Israeli newspapers on Sunday were thick with innuendo, the front pages of the three largest dailies dominated by variations on the headline "Mysterious Explosion in Iranian Missile Base."
Turn the page, and the mystery is answered with a wink. "Who is Responsible for Attacks on the Iranian Army?" asks Ma'ariv, and the paper lists without further comment a half-dozen other violent setbacks to Iran's nuclear and military nexus. For Israeli readers, the coy implication is that their own government was behind Saturday's massive blast just outside Tehran.
It is an assumption a Western intelligence source insists is correct: The Mossad — the Israeli agency charged with covert operations — did it. "Don't believe the Iranians that it was an accident," the official tells TIME, adding that other sabotage is being planned to impede the Iranian ability to develop and deliver a nuclear weapon. "There are more bullets in the magazine," the official says.
The powerful blast or series of blasts — reports described an initial explosion followed by a much larger one — devastated a missile base in the gritty urban sprawl to the west of the Iranian capital.

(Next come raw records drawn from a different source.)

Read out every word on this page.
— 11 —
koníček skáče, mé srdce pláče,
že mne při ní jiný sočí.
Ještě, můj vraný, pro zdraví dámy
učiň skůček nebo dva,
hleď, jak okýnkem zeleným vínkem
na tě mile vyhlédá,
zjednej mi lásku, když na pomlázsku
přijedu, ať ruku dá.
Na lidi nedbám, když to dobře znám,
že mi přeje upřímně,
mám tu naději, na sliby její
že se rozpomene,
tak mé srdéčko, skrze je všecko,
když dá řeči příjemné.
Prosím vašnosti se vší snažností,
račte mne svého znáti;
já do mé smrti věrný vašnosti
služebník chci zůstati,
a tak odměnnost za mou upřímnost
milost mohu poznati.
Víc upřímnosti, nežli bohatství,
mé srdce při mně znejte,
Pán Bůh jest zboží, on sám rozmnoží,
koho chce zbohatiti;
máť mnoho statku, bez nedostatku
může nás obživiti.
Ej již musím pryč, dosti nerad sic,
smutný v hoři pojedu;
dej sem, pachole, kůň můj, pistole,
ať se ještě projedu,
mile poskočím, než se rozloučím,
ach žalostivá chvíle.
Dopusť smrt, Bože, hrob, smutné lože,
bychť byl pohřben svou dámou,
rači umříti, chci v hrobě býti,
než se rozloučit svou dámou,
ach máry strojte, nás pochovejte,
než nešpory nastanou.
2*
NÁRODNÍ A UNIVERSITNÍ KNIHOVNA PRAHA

The base housed Shahab missiles, which, at their longest-range, can reach Israel. Last week's report from the International Atomic Energy Agency said Iran has experimented with removing the conventional warhead on the Shahab-3 and replacing it with one that would hold a nuclear device. Iran says the explosion was an accident that came while troops were transferring ammunition out of the depot "toward the appropriate site."